Depression

Das Wort Depression wird vom lateinischen Wort „deprimere“ abgeleiteit und bedeutet übersetzt „niederdrücken“. Damit wird eine ernsthafte psychische Erkrankung beschrieben, die sich unter Anderem durch eine anhaltende gedrückte und traurige Stimmung auszeichnet.

 

Was ist eine Depression?

 

Patienten, die an einer Depression erkranken, leiden unter einer dauerhaften und tiefen Traurigkeit. In der Regel fühlen sich Betroffene diesem Gefühl ausgeliefert und schaffen es nicht, sich aus eigener Kraft daraus zu befreien. Zudem treten eine Vielzahl psychischer sowie physischer Symptome auf. Dazu gehören beispielsweise Antriebslosigkeit, Desinteresse, stark vermindertes Selbstwertgefühl, Schlafstörungen und Appetitlosigkeit. Jeder zehnte Mensch weltweit leidet an Depressionen; das sind insgesamt rund 350 Millionen Betroffene, von denen einige im Laufe der Krankheit (vor allem bei schweren depressiven Episoden) Suizidgedanken entwickeln. Etwa 15 % der Erkrankten sterben durch Suizid. Nach den neusten Zahlen der WHO (Weltgesundheitsorganisation) wird Depression im Jahr 2020 die zweithäufigste Todesursache sein.

 

Dabei ist die Depression eine gut therapierbare psychische Krankheit. In etwa 80 % aller Krankheitsfälle kann durch die richtige Therapieform eine vollständige und dauerhafte Heilung erzielt werden.

 

Woran erkennt man eine Depression?

 

Zu Beginn ist es schwer, die unspezifischen Symptome einer Depression richtig einzuordnen. Betroffene erkennen den Ernst ihrer Situation oft erst spät, weswegen eine frühe Diagnose und schnelle Heilung oft nicht möglich ist. Am Anfang einer Depression stehen oft Anzeichen wie Konzentrationsstörungen, Antriebslosigkeit, Müdigkeit und schlechte Laune. Aber auch im frühen Stadium der Krankheit können körperliche Symptome, wie zum Beispiel Kopfschmerzen oder Magen-Darm-Beschwerden auftreten. Im weiteren Verlauf einer Depression empfinden Betroffene häufig ein Gefühl der inneren Leere, Verzweiflung, Hoffnungslosigkeit und Emotionslosigkeit.

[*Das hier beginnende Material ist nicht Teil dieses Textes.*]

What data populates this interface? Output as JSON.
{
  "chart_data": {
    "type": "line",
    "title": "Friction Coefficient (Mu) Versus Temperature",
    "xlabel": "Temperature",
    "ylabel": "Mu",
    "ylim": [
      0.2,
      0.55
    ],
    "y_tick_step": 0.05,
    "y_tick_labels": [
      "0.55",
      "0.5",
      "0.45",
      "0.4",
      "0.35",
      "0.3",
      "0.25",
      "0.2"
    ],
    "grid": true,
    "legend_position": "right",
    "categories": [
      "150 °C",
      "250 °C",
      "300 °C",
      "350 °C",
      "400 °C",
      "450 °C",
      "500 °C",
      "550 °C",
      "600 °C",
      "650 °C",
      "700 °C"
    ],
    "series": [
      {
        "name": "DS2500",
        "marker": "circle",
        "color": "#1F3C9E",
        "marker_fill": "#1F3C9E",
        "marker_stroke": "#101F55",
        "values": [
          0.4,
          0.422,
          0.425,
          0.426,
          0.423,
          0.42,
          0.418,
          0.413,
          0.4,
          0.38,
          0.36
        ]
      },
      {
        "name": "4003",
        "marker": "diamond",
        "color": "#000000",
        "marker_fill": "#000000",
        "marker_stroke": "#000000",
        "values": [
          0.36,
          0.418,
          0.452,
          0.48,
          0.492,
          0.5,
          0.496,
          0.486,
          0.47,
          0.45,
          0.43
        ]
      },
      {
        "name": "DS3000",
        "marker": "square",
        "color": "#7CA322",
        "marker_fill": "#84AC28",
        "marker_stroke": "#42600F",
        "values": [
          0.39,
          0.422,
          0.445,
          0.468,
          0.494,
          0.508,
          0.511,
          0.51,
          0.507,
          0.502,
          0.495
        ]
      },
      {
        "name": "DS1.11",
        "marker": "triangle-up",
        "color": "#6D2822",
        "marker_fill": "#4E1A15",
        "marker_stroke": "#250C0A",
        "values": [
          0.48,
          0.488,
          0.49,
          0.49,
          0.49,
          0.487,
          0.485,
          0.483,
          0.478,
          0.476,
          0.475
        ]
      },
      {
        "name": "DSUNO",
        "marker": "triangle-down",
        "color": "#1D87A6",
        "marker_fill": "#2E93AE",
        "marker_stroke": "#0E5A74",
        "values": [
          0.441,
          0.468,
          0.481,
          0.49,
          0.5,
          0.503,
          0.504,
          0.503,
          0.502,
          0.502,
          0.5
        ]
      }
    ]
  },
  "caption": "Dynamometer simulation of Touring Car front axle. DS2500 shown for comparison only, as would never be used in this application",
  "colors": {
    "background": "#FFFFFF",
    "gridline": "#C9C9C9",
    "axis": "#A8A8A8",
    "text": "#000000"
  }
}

Es ist typisch, dass Patienten sich sogar zu alltäglichen Dingen, wie zur eigenen Körperhygiene oder Nahrungsaufnahme zwingen müssen.

 

Nach dem internationalen Klassifikationssystem ICD-10, sind dies die Hauptsymptome einer Depression:

 

  • Depressive Stimmung
  • Lustlosigkeit, Freudlosigkeit
  • Antriebslosigkeit, Müdigkeit

 

Diese Symptome treten oft in Kombination mit einem oder mehreren der folgenden Anzeichen auf:

 

  • Konzentrationsstörungen
  • Appetitverlust
  • Schlafstörungen
  • Freud-, Lust und Hoffnungslosigkeit
  • Früherwachen und Morgentief
  • sozialer Rückzug
  • Gefühl der Erschöpfung
  • vermindertes Selbstwertgefühl, Selbstzweifel
  • Schuldgefühle
  • Libidoverlust
  • Suizidgedanken
  • Agitiertheit

 

Wie wird eine Depression behandelt?

 

Die Therapie für Patienten, die unter einer Depression leiden, besteht in der Regel aus einer Kombination von einer Form der Psychotherapie und der Einnahme von Psychopharmaka (je nach Ausprägungsgrad der depressiven Symptomatik/Episode). Die besten Heilungschancen bietet eine individuell auf den Patienten abgestimmte Behandlung. Dabei spielen die Art der Depression sowie die jeweiligen Ursachen und Lebensumstände des Betroffenen eine wesentliche Rolle. Bei leichteren Verlaufsformen der Krankheit führen Bewegungs- oder Entspannungstherapien häufig schon zum gewünschten Erfolg. Für mittelschwere bis schwere Depressionen wird eine für den Patienten personalisierte Therapie auf die folgenden drei Bausteine aufgebaut:

 

  • Medikamentöse Behandlung
  • Psychotherapie (verhaltenstherapeutisch oder tiefenpsychologisch)
  • Unterstützende therapeutische oder psychosomatische Maßnahmen (z.B. Kunsttherapie, Ergotherapie, Sport sowie euthyme Aktivitäten)

 

Mit diesen Handlungsweisen stellen sich die ersten Behandlungserfolge bei den meisten depressiven Episoden schon innerhalb von wenigen Monaten ein.